The current investigation of material and substance flow analysis of ULAB in Nigeria will provide a better understanding of this material and help to evolve waste management policies and/or recycling schemes which will be the focus of future studies. Aside from Pb, the flow of other toxic substances such as Cd, Cr As and Sb was also studied, as a basis for appropriate risk management decisions. This study can lead to or form a basis of life cycle assessment of LABs. Furthermore, as resources become scarce, information from material and substance flow analysis can help to improve material recovery policy, as demonstrated by the flow of valuable substances such as Ag, Co, Cu, Fe, Mn, Ni, Se, and Te. The present study also demonstrated the need for an appropriate recycling strategy for ULABs. This becomes imperative in a circular flow economy.49,8
There is need for a safe environmental and green approach to the management of ULABs. Recovery of Pb from ULABs has reached advanced stages in developed countries but is still very rudimentary in developing countries. The most widely available method in developing countries is pyrometallurgical.13 The pyrometallurgical system involves the smelting of battery paste at high temperature to recover valuable materials. This method is used by most legal refining plants and has also been abused by local illegal refiners. This poses environmental and health risks to the ecosystem. The hydrometallurgical method on the other hand involves the use of chemicals for the recovery of valuable metals at much lower temperatures than the pyrometallurgical method. It is therefore recommended that regulators and manufacturers of LAB establish an environmentally friendly way of recovering Pb from ULABs.

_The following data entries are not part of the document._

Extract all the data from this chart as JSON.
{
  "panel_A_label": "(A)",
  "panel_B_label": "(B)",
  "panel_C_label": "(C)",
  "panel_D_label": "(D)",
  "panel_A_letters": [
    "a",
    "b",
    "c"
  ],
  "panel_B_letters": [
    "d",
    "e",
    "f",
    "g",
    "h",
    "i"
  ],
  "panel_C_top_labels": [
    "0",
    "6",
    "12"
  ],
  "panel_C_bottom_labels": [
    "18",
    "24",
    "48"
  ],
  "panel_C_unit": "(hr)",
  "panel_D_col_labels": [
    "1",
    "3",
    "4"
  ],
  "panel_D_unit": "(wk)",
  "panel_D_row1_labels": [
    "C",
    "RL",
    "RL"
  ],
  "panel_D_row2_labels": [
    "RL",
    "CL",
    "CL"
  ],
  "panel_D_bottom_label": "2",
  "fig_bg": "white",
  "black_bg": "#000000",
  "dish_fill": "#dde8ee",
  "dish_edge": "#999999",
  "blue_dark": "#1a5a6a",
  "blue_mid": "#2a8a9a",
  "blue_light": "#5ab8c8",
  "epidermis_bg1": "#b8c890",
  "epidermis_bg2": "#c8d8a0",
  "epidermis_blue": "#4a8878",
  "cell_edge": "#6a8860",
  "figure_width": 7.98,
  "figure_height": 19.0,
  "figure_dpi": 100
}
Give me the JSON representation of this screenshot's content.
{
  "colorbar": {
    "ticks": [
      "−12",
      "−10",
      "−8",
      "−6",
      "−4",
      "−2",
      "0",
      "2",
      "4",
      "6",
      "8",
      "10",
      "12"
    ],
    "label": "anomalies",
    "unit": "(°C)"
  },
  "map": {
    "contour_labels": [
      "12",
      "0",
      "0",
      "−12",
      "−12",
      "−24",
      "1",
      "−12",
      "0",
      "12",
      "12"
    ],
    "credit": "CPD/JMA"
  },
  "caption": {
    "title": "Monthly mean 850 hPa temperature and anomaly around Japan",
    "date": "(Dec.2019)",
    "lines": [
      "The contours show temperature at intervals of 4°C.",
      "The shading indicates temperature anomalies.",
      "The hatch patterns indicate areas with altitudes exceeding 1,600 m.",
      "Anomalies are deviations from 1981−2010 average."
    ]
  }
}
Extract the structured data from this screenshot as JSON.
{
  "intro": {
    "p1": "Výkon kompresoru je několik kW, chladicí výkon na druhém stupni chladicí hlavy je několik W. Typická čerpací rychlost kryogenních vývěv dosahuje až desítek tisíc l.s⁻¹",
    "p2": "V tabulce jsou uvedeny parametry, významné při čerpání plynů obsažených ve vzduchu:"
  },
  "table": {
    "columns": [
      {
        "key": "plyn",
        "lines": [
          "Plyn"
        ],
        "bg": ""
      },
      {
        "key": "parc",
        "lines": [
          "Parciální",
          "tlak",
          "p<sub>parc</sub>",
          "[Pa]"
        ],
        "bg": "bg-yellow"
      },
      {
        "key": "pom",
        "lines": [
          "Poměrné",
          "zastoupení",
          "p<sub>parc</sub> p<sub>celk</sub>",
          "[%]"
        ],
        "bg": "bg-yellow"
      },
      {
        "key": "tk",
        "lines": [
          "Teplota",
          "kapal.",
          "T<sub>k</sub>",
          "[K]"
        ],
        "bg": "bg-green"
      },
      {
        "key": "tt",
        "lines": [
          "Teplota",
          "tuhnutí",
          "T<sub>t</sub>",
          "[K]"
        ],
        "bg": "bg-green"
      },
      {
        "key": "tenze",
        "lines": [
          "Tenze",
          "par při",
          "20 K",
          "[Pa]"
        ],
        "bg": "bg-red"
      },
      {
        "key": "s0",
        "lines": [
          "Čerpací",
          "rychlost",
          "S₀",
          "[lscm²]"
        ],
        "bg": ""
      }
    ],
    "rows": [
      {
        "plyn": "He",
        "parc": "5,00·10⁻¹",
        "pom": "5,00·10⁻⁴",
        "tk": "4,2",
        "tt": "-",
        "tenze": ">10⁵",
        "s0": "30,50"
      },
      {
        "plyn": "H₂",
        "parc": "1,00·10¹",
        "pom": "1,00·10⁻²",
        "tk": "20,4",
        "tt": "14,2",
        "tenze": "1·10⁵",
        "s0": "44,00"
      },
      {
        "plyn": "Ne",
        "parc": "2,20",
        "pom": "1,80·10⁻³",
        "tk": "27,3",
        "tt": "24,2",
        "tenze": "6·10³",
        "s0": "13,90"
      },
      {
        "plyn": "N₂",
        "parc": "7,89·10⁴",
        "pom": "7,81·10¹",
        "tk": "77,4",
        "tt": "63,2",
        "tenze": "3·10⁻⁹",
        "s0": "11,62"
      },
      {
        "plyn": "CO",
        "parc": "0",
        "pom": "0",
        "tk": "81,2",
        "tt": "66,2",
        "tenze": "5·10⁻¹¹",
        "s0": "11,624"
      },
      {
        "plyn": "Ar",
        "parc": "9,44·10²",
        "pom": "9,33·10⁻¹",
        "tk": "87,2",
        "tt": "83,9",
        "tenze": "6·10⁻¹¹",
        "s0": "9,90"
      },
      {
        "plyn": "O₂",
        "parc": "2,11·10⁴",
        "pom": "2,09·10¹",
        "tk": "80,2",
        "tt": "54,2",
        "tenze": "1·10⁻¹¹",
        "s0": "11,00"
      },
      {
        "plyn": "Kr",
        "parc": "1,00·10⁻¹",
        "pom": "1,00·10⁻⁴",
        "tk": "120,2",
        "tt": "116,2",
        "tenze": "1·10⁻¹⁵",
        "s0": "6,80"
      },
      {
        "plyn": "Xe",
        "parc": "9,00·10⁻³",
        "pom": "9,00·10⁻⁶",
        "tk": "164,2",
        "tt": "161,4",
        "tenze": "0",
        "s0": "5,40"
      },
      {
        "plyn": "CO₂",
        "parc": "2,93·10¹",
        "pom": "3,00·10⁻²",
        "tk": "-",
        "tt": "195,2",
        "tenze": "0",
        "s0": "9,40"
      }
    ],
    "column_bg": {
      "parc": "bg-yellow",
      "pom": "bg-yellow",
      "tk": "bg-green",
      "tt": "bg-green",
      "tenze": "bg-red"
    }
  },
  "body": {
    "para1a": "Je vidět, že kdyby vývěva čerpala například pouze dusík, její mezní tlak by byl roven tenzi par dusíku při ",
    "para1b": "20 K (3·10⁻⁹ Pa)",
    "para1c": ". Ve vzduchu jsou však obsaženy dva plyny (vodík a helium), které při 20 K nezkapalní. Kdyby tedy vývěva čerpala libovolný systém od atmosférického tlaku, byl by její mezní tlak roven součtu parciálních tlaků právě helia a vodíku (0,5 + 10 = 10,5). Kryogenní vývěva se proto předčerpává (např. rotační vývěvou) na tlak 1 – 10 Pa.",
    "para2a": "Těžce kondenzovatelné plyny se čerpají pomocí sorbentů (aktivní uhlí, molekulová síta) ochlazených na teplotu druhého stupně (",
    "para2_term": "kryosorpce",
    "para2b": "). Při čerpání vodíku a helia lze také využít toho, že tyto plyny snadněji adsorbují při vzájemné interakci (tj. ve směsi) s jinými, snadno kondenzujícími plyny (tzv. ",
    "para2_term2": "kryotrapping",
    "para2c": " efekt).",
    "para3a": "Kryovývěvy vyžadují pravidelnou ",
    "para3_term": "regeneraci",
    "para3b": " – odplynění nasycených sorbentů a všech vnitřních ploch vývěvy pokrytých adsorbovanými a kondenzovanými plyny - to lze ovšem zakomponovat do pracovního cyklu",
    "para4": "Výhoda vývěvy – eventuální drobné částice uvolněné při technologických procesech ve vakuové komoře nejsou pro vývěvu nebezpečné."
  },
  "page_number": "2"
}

Finally, the high volume of Pb in various life cycle stages and possible contamination of related media may result in human exposure. There is a need for scientific and legal actions for remediation where necessary to prevent or reduce further pollution. In particular, there is an urgent need for carrying out appropriate sustainable waste management and pollution prevention strategies which include (i) reduction of waste (ii) recycling of waste (iii) reuse of waste (iv) re-design/re-manufacturing of products (v) remediation of contaminated soil, and (vi) research and monitoring.3
The authors acknowledge the financial support by Tertiary Education Trust Fund of Federal Government of Nigeria and Research Training Fellowship for Developing Country Scientists of India. The study was also funded by employment.